芳汀后园,忍冬垂条的九曲回廊下,潘月摘下一串探进回廊的忍冬,正要交给小芳妍,匆匆的脚步声急赶而来。
两人下意识抬起头,原是应邀出席的武松,见她两个出现在廊下,不顾左右侧目,欢欢喜喜迎了上来。
“云云回来了!”
潘月的目光越过他,投向推杯换盏的园内,凑近了朝他道:“如何?”
“如云云所料!”
松松站定在她身侧,垂目瞥见小芳妍握在手里的小狐狸,两眼蓦然下弯,很快转向潘月道:“时常跟在宋岱后头那两个,一个兜里装着蚂蚁,一个瓶里藏了药!”
松松右手成拳,愤然下握,恨恨道:“还好我眼疾手快,将他两个揪了出来,没让他们得逞!”
“打虎英雄,这般能干?”
余光瞟见他一脸愤愤模样,潘月两眼下弯,打趣着开口,抬眸正撞上他蓦然投落的目光。
晚风拂过,镀着晚照的金银花于两人间落成一串串婆娑摇曳的影。
咫尺距离,吐息交融。
照着春晖如水,松松鬓边一斜斜轻轻颤动的影,眸间一弯弯滟滟不去的晚霞,皆清晰如画。
“锵——”
谁人惊心弦轻颤,心音成曲。
剪瞳微微一缩,潘月下意识错开视线,顾盼流眄。
“阿姊!”
周芳妍被攥痛了手,仰头看看这个,又看看那个,忽闪着大眼,神色天真道:“哥哥,你的脸怎么红了?莫不是夕照晒得?”
“妍妍,莫要……”
潘月颊边泛起不自如的燥热,正要开口,忽觉暗里有道视线,穿过喧闹攒动的人潮,幽回百转、直勾勾落到了她身上。

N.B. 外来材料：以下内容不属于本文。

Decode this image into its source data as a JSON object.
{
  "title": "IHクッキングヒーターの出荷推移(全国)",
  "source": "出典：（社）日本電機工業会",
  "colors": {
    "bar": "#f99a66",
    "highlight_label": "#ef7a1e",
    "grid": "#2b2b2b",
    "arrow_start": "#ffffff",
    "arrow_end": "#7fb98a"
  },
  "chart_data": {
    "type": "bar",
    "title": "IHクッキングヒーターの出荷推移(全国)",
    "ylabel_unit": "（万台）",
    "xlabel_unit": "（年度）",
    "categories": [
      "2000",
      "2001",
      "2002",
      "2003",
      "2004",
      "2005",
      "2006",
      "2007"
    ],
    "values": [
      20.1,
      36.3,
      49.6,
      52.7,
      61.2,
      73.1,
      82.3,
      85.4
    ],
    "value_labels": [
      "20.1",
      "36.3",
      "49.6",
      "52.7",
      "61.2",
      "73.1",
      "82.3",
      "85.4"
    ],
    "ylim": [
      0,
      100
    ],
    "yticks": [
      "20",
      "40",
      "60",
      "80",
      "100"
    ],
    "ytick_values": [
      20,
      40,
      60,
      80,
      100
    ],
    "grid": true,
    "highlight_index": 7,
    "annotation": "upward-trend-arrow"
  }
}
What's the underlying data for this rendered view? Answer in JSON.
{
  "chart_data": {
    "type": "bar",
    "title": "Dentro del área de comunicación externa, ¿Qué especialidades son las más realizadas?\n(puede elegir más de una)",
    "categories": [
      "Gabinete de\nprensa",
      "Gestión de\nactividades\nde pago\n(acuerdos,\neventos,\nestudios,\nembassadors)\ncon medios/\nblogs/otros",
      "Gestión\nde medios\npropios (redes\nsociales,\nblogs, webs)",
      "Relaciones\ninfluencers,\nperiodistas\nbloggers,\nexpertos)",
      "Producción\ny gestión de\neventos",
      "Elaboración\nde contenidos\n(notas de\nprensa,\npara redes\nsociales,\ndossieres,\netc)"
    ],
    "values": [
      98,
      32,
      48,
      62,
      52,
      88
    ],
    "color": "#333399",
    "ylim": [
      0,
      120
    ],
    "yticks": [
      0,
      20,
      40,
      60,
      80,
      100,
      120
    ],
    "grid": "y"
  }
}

潘月浑身寒毛倒竖,下意识回过头看,很快现那道不加掩饰的目光所在。
男子七尺身长、锦衣玉带,端的粉雕玉琢好模样,偏生多出几分风流浪荡姿态,叫人不喜。
分明已被现,那人却似浑不在意,反而撑开折扇,举起面前的杯盏,遥遥举杯,朝她洒然而笑。
潘月蹙起眉头。
“云云怎么了?”
觉察出她情绪变化,松松下意识顺着她的目光望去。
“出什么事了?”
潘月骤然回神,抱起把玩着金银花串的周芳妍,挡住那人视线的同时,斜瞟了一眼,抬眸朝武松道:“周道右侧,身着红色锦缎的男子是谁?”
“周道?”
松松顺着她的指示张望片刻,歪着头想了想,转向她道:“云云怎么问起他?方才听旁人议论,说那人是县前开生药铺的,迹不多时,往来乡邻敬称他作西门大官人。”
“西门……”
潘月双瞳骤缩,瞪着松松,紧蹙着眉头:“他是西门庆?!”
松松眼里露出不解,看了看那姿态风流的男子,又看向潘月:“云云认得他?云云怎知他名姓?”
“我……”
潘月喉头一哽,抱着周芳妍的力道下意识加重,正不知何以解释,又几道脚步声经左右匆匆而来。
“小娘子!如何来了后院?”
“恩人!”
左侧是匆匆寻来的仇婆婆,右侧却是两情相悦、终成眷属的范成与赵婉两人。
“有劳仇婆!”
潘月朝赵婉轻一颔,刚将周芳妍交给仇婆,咚的一声,两杯满满当当的清酒被搡至跟前。
“恩人!”
人逢喜事,开席不多时,来者不拒的范成已两靥酡红、醉眼惺忪。
待周芳妍离去,他立时拉上了赵婉,举杯朝前,舌头打结朝潘月道:“武都头、潘娘子,前日回书院,先生已将前因后果悉数告知……”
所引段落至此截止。